Resenha – 1984
por Bruno Lisboa
em 12/04/21

Nota:

1984 é um dos maiores clássicos da literatura de ontem e de hoje graças a sua narrativa simples, mas que tem elementos que são (para o bem ou para o mal) atemporais. Prova disso, é que a obra vai e volta aos holofotes dos leitores e à nível mundial. A última, e mais recente, é devido ao fato de que a obra se tornou domínio público no Brasil e isto fez com que diversas editoras lançassem novas versões desta e outras obras de George Orwell. Antes de tudo vale aqui lembrar que 1984 foi a última obra lançada por Orwell que faleceria meses mais tarde.

A narrativa em si é simples, num misto de romance e thriller, mas ela traz elementos substanciais que a transcendem. Na mesma, Winston Smith, personagem central, é um homem com uma vida regrada e que trabalha no Ministério da Verdade, espaço em que a falsificação do passado é uma prática comum, através da manipulação de documentos públicos e da literatura, omitindo assim a verdade. Smith fica cada vez mais desiludido, mas após conhecer a jovem e rebelde Julia, o ideal revolucionário torna cada vez mais latente e assim começa uma rebelião contra o sistema. Mas se a estrutura não traz novidade o contexto em si é poderoso.

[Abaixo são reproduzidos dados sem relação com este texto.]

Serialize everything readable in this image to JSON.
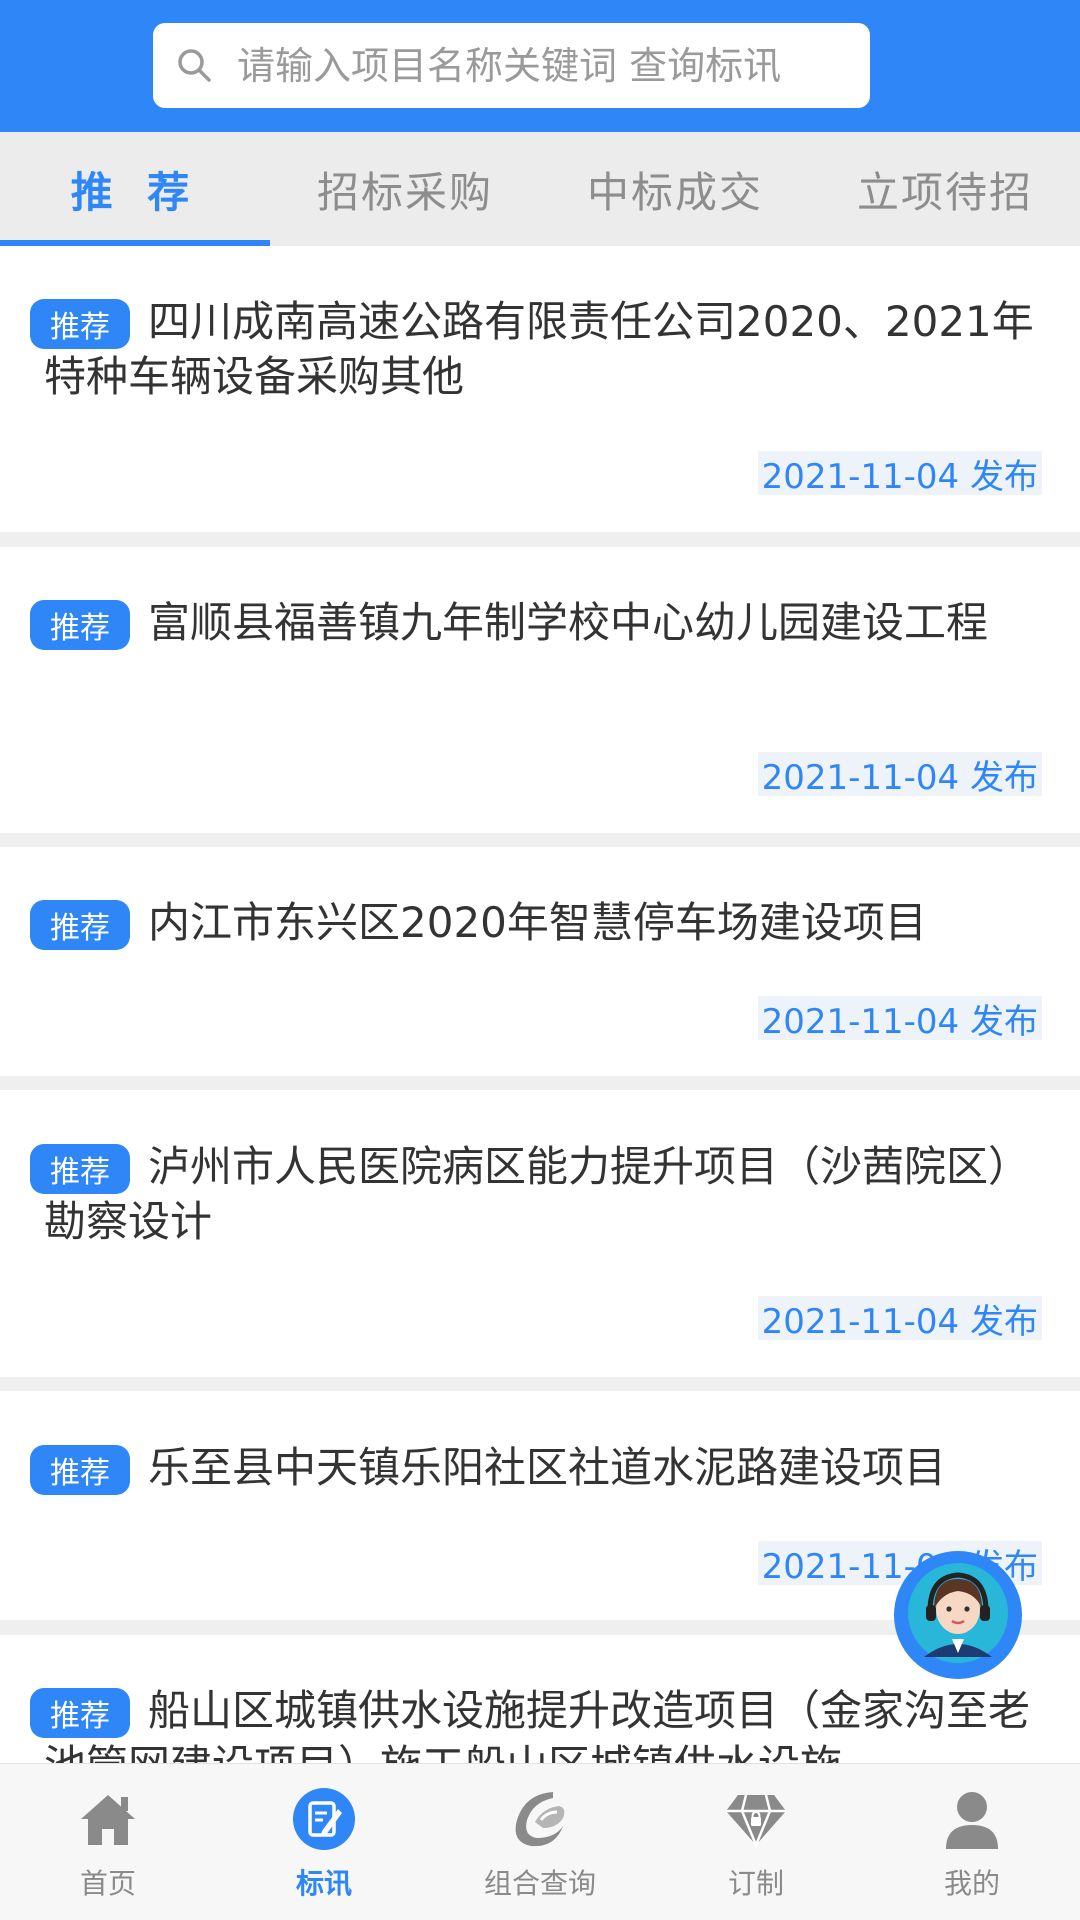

Na obra o autor traz à tona toda uma carga política, ligada a uma crítica feroz ao autoritarismo político e a toda a forma de extremismo. E é justamente o fato de trabalhar de sob esta ótica que faz com que a obra siga até hoje servindo de referência para a a sociedade. O painel criado por Orwell traz a humanidade vivendo de forma segregada, onde as classes mais pobres vivem de maneira regrada em todos os sentidos, tendo sua vida tolhida pela opressão do Grande Irmão, uma entidade que massacra aqueles pensam e agem de maneira contrária a sua ideologia.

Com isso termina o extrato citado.